West Tamworth League Club, 25 January
The McClymonts’ first ‘big’ Tamworth show (they have busked and played support for other acts in the past) was in itself a big ticket – it sold out several days in advance. So I was feeling pretty smug – despite some ribbing from others – about taking my place in the audience at Wests. I’d even caught the sisters’ Big W in-store earlier in the day to get in the mood.
As noted elsewhere in this blog, I love the McClymonts. I love it all – the fact that they’re sisters, that they glam it up, that they play instruments, that they have great harmonies. I wasn’t disappointed in the show. It was like reading 10 women’s magazines all at once – it was that satisfying in a pop-cultural way. From squealing small children to overexcited grey nomads to even one Guy Sebastian hanging near the back, this show had oomph. Much to my delight, they played my two favourite tracks from their 2006 EP, as well as almost every track from their long-player, Chaos and Bright Lights. There was no revolutionary musicality going on – it was pure entertainment, of the sort that Australian country music stars do so well. And at 20 bucks a ticket, it was a bargain. I would go again, although perhaps not for a while – they don’t have enough material yet to create a diverse string of shows. But they have stage presence and lovely voices and I’m glad they’re around.

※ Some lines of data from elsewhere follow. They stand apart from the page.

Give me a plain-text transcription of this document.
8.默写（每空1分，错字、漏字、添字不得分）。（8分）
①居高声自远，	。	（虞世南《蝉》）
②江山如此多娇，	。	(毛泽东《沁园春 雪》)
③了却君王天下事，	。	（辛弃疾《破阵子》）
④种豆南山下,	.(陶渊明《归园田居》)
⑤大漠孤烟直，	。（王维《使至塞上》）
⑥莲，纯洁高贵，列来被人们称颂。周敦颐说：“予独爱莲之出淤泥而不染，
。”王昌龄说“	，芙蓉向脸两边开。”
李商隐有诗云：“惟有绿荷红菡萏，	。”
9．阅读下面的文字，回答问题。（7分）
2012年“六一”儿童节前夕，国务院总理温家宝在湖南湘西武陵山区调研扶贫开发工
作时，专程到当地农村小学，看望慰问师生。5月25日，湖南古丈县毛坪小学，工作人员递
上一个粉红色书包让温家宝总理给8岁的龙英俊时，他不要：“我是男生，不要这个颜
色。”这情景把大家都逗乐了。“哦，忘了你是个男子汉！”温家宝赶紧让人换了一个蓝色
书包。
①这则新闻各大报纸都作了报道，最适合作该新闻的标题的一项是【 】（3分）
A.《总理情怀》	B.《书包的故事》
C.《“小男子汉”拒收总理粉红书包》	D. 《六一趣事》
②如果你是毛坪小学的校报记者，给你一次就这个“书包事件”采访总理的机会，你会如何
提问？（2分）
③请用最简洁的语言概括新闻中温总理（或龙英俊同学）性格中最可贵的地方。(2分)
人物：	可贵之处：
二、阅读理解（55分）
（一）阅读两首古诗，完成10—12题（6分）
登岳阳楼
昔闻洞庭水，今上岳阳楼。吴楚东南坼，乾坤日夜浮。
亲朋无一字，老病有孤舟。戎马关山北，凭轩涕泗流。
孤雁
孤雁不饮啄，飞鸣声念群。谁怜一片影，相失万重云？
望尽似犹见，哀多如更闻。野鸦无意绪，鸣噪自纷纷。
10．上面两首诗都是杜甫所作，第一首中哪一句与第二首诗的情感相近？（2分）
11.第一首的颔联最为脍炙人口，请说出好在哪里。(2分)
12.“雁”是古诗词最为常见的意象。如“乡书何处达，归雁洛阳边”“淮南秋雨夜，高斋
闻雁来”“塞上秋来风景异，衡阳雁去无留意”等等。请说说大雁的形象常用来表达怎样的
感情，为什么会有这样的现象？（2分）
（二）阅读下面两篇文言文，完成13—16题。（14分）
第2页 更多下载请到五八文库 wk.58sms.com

Oh yeah, Morgan Evans and Nick Kingswell supported. Both pretty good. But they weren’t wearing dresses and they weren’t sisters, so I wasn’t really paying attention. Sorry, lads.
The Tamworth Hotel, various dates
I first saw the Scotland-born Broadie playing at the festival in 2005, and fell in love with his music almost straightaway. The first song on his first album, Nowhere Now Here, sealed the deal. Since then I’ve seen him play several times and the lustre has never worn off. Broadie is one of Australia’s greatest singer-songwriters and live performers, and his popularity at the festival increases each year for very good reasons: he’s exceptionally good live, whether he’s playing with a band or on his own (as he appeared with the Like Minded Felons, James Blundell and Nik Phillips, at the Southgate Inn) and, as one fellow punter told me in the ladies’ loo, ‘He’s so entertaining’. Broadie’s on-stage ease makes his audience feel relaxed, so we’re more inclined to settle in for a few sets, knowing we’re in good hands. And, as he is now the proud papa of three full-length albums and an EP, he has more than enough material for a few hours on stage.
Most of Broadie’s 2007 Tamworth band – not his usual touring outfit – were back, and the calibre of their playing only increased the value for punters. Danny Widdicombe from Brisbane took on lead guitar duties with aplomb; Victorian Johnny Kendall added his sublime fiddle skills to the mix. Kendall is perhaps Broadie’s greatest live collaborator – an intuitive, versatile musician who reads between the musical lines of the songs and finds all sorts of delightful nuances (he was also much in demand to play with other acts during the festival). Michael Roberts – who produced Nowhere Now Here – took keyboards and about twenty other instruments; every time I looked he was playing something new and it all added to the layering of the songs. Wrangling all these talents together was the very solid rhythm section of Greg Gillett on drums and Stevie JB (full name unknown). I should also mention that everyone except Stevie contributed to backing vocals. At one time I thought that if anything blew up on the stage Australian music – let alone country music – would never recover from the loss of all these talented folks.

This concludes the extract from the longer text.